[z/OS]

The message security policy utility (CSQ0UTIL)

The Advanced Message Security policy utility is provided to manage security policies that specify the cryptographic encryption and signature algorithms for encrypting and authenticating messages that flow through queues.

Using this utility program, you can display, define, alter, delete and export security policies.

The CSQ0UTIL utility program runs as a z/OS® batch utility that accepts SYSIN command input. Sample JCL to run the utility is provided in member CSQ40CFG of thlqual.SCSQPROC. 


--------------------------------------------------------------------------------
//CSQ40CFG JOB 1,CSQ0,CLASS=A,MSGCLASS=X
//CSQ40CFG EXEC PGM=CSQ0UTIL,
//        PARM='ENVAR("_CEE_ENVFILE_S=DD:ENVARS") /'
//STEPLIB  DD DSN=thlqual.SCSQANLE,DISP=SHR
//         DD DSN=thlqual.SCSQAUTH,DISP=SHR
//ENVARS   DD DSN=thlqual.SCSQPROC(CSQ40ENV),DISP=SHR
//SYSPRINT DD SYSOUT=*
//SYSIN    DD *
dspmqspl -m qmgr
/*
--------------------------------------------------------------------------------
The utility accepts the following commands:
dspmqspl
Display or export information about one or more security policies.
setmqspl
Define, alter or remove a security policy
For information on how to use these commands to manage security policies see Managing security policies.

General usage notes

When specifying distinguished names (DNs) that have embedded blanks, you must enclose the entire DN in double quotes ("). For example: 

-a "CN=John Smith,O=IBM,C=US"
-r "CN=JSmith,O=IBM Australia,C=AU"

Arguments that would exceed column 80 of a SYSIN input record can be continued on subsequent SYSIN records provided those arguments are enclosed in double quotes ("), and relevant continuations resume in column 1 of subsequent SYSIN records.

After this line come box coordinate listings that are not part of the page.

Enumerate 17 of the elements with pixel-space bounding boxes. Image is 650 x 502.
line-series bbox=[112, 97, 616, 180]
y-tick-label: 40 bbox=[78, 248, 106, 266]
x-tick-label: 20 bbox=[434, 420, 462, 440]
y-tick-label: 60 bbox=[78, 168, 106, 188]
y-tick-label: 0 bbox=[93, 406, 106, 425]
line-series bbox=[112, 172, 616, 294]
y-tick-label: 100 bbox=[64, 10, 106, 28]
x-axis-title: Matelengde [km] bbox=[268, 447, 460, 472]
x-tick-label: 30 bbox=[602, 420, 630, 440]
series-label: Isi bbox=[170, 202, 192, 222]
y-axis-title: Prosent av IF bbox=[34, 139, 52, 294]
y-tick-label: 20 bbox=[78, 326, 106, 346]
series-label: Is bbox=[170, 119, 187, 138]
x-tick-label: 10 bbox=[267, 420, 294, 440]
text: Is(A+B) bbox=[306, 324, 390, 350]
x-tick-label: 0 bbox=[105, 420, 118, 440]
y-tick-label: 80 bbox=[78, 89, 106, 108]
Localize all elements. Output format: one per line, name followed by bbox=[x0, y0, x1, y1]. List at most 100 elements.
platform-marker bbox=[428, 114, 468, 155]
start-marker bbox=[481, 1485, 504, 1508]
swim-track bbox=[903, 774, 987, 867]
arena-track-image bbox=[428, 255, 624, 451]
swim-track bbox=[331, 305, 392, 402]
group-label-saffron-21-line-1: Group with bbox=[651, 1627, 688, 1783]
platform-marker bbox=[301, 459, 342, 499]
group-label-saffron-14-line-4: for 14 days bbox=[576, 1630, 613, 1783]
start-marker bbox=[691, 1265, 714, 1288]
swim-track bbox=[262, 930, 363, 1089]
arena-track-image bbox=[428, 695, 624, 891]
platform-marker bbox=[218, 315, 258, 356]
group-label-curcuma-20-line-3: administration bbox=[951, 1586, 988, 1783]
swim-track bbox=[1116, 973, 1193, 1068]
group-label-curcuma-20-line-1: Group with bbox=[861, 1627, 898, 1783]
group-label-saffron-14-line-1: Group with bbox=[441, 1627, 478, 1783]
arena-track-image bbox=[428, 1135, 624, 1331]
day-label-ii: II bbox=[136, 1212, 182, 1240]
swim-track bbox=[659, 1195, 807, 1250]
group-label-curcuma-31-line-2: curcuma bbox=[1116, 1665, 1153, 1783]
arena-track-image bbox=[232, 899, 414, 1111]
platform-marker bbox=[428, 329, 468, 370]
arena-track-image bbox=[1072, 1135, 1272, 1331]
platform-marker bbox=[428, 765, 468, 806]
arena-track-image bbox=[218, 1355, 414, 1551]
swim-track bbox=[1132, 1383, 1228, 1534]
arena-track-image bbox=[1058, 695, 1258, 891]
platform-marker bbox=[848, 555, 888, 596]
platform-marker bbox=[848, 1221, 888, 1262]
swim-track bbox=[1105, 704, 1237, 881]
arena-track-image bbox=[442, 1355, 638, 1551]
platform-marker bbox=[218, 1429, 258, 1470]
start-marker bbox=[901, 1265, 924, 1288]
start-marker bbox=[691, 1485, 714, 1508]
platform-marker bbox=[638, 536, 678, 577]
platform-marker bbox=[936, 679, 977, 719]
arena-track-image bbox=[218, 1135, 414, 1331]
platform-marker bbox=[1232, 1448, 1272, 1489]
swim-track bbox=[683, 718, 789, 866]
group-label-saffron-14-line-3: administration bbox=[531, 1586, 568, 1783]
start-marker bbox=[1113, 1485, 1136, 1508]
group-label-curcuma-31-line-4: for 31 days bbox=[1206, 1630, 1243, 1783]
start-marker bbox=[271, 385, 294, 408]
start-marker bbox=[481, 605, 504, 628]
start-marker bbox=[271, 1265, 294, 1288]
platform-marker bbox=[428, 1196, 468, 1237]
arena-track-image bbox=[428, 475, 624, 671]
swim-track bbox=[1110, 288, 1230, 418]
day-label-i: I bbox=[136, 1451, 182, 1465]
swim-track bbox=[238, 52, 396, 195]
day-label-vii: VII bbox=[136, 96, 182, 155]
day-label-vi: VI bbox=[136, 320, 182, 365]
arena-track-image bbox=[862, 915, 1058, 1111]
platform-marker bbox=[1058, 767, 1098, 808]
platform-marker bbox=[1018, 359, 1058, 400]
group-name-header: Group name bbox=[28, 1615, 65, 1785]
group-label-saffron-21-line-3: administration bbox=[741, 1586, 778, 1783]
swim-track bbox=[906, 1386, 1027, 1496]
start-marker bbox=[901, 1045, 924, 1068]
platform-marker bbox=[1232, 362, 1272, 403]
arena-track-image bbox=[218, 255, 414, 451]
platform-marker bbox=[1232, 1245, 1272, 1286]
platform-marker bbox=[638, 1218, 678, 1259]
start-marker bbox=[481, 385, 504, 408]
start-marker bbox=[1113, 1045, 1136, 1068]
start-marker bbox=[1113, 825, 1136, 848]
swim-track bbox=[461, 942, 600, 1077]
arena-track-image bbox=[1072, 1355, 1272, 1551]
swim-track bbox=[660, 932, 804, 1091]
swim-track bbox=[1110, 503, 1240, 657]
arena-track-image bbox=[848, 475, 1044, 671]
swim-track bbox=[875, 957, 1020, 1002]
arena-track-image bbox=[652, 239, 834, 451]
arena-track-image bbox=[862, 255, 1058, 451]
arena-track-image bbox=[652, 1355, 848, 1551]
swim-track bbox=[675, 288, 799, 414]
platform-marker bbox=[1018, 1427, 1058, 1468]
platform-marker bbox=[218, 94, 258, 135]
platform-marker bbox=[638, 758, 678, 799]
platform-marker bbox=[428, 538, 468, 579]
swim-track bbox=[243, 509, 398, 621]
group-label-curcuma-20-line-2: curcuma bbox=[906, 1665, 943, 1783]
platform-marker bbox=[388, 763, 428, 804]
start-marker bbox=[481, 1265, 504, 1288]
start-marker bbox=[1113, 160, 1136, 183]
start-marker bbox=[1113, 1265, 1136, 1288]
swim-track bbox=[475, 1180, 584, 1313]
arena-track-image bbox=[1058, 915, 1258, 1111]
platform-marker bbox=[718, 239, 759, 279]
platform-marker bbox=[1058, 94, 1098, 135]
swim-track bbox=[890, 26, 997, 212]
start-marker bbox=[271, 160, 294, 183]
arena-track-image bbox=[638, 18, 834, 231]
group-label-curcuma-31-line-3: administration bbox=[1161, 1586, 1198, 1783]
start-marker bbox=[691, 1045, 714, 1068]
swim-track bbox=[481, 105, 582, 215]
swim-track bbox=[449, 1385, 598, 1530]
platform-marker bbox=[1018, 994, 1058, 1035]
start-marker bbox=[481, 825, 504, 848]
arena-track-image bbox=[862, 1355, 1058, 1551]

When exporting policy information using dspmqspl with the -export parameter the output is written to an additional DD named EXPORT. The EXPORT DD can be SYSOUT=*, a sequential data set, or the member of a partitioned data set. The record format is fixed block and the logical record length is 80. The output is in the form of one or more setmqspl commands that can subsequently be used as input to CSQ0UTIL.

To use this utility you need connect authority to the queue manager and access to the queue SYSTEM.PROTECTION.POLICY.QUEUE. If command events have been enabled for the queue manager you need put authority to the queue SYSTEM.ADMIN.COMMAND.EVENT. If configuration events have been enabled for the queue manager you need put authority to the queue SYSTEM.ADMIN.CONFIG.EVENT.